Grover Cleveland persists in our popular memory as a bundle of colorful details. He became president in spite of a sex scandal, winning as the candidate of “Rum, Romanism, and Rebellion” (a slogan that hurt his Republican opponent worse than Cleveland); served two non-consecutive terms as president, losing the office in 1888 despite winning the popular vote; and in his final term survived a secret operation to remove a mouth tumor. It would be nice to say that Cleveland, like his predecessor Chester Arthur, left behind a record of presidential accomplishments that merited his recovery from obscurity. Alas, in office the 22nd/24th president displayed the narrowness of vision and lack of creativity so typical of the White House’s denizens. Seeing himself as the heir of Jefferson and Jackson, he favored a small and inactive national government. President Grover opposed higher tariffs, Civil War veterans’ pensions, and federal disaster relief, which he claimed would “weaken the sturdiness of our national character,” and he blocked federal monitoring of Southern elections (which would have benefited black voters). He also supported Big Business in most of its forms. He favored the deflationary gold standard, even during the depression following the Panic of 1893; used federal troops to help crush the Pullman Strike of 1894; and hobnobbed with bankers and other princes of the Gilded Age. Essentially, he governed as a Democratic-Republican, simultaneously promulgating an outdated Jeffersonian vision of governance and quasi-Hamiltonian policies that favored the rich. We could say that he typified an era in which the American electorate evenly divided their votes between Republicans and Democrats. Cleveland tried to appeal to voters from both parties. A trimmer is not a leader, however, nor someone whose presidency benefits large numbers of people. The best one can say about Cleveland is that he wasn’t a total disaster.

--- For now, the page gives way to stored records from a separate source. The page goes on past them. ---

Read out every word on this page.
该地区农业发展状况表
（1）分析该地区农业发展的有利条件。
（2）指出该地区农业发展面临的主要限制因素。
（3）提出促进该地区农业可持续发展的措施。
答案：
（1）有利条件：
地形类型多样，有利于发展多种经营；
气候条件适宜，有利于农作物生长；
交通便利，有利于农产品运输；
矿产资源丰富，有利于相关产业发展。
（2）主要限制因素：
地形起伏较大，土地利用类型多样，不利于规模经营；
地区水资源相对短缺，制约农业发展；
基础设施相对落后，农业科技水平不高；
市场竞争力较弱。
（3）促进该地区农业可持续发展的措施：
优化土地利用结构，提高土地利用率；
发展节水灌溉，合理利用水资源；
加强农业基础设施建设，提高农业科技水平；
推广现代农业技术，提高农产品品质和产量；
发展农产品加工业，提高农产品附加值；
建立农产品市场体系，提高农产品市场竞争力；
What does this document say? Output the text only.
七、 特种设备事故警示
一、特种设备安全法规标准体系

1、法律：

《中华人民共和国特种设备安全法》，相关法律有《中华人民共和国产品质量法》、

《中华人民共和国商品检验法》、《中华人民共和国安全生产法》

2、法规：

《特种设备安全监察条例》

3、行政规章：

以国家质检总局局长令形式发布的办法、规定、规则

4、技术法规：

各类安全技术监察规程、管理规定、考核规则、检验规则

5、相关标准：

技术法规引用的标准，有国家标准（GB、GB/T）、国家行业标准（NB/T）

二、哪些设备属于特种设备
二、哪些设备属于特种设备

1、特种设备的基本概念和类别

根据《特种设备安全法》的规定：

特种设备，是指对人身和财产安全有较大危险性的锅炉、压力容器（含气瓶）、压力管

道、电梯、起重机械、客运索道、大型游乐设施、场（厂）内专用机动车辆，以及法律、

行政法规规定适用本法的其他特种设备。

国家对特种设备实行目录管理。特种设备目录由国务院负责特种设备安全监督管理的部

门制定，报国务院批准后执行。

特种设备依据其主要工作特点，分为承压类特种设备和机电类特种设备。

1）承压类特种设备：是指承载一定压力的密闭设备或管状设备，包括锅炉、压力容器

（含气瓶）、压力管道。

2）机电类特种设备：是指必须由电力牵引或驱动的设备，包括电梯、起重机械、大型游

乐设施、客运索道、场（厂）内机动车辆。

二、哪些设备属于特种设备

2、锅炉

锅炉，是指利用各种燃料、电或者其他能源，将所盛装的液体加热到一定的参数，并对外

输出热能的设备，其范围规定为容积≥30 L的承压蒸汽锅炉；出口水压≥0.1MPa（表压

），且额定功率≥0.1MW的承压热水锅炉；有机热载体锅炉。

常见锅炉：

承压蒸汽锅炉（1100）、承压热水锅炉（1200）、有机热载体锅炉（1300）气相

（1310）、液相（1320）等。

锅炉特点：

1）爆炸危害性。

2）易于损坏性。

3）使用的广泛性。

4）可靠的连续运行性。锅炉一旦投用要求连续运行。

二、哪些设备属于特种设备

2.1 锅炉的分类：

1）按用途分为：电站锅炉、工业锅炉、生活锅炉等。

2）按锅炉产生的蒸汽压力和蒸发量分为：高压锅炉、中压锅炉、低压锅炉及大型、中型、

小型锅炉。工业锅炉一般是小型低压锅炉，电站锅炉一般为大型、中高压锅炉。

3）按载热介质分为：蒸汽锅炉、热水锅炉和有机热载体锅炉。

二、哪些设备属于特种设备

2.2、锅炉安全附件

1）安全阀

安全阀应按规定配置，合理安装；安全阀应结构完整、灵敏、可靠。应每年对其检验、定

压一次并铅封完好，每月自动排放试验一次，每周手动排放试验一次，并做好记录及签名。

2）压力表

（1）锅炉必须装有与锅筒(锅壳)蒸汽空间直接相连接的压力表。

Democrats probably wouldn’t even agree with that assessment. GC’s weak response to the Panic of 1893 helped Republicans take control of Congress and recover the presidency. They would not relinquish the White House to a Democrat for another sixteen years.
That Cleveland’s untidy personal life had little bearing on his subsequent political career does bear consideration. In Your Humble Narrator’s youth, politicos and the press believed that one sex scandal or unseemly divorce sufficed to ruin a person’s political ambitions, with Gary Hart and Nelson Rockefeller as Exhibit A. I doubt this was ever really true, and certainly Reagan (divorced) and Clinton (obvious horndog) demonstrated its irrelevance by the last quarter of the twentieth century. What voters dislike far more than an adulterer is a liar, as James Blaine (“Continental Liar from the State of Maine”) discovered in 1884. Cleveland at least acknowledged that he’d fathered a child out of wedlock and paid child support. Good enough, said the voters.
I imagine more Puritanical standards apply to female candidates for high office, American society being what it is. Whether these have any bearing on the election of a female president we will not know for at least another four years.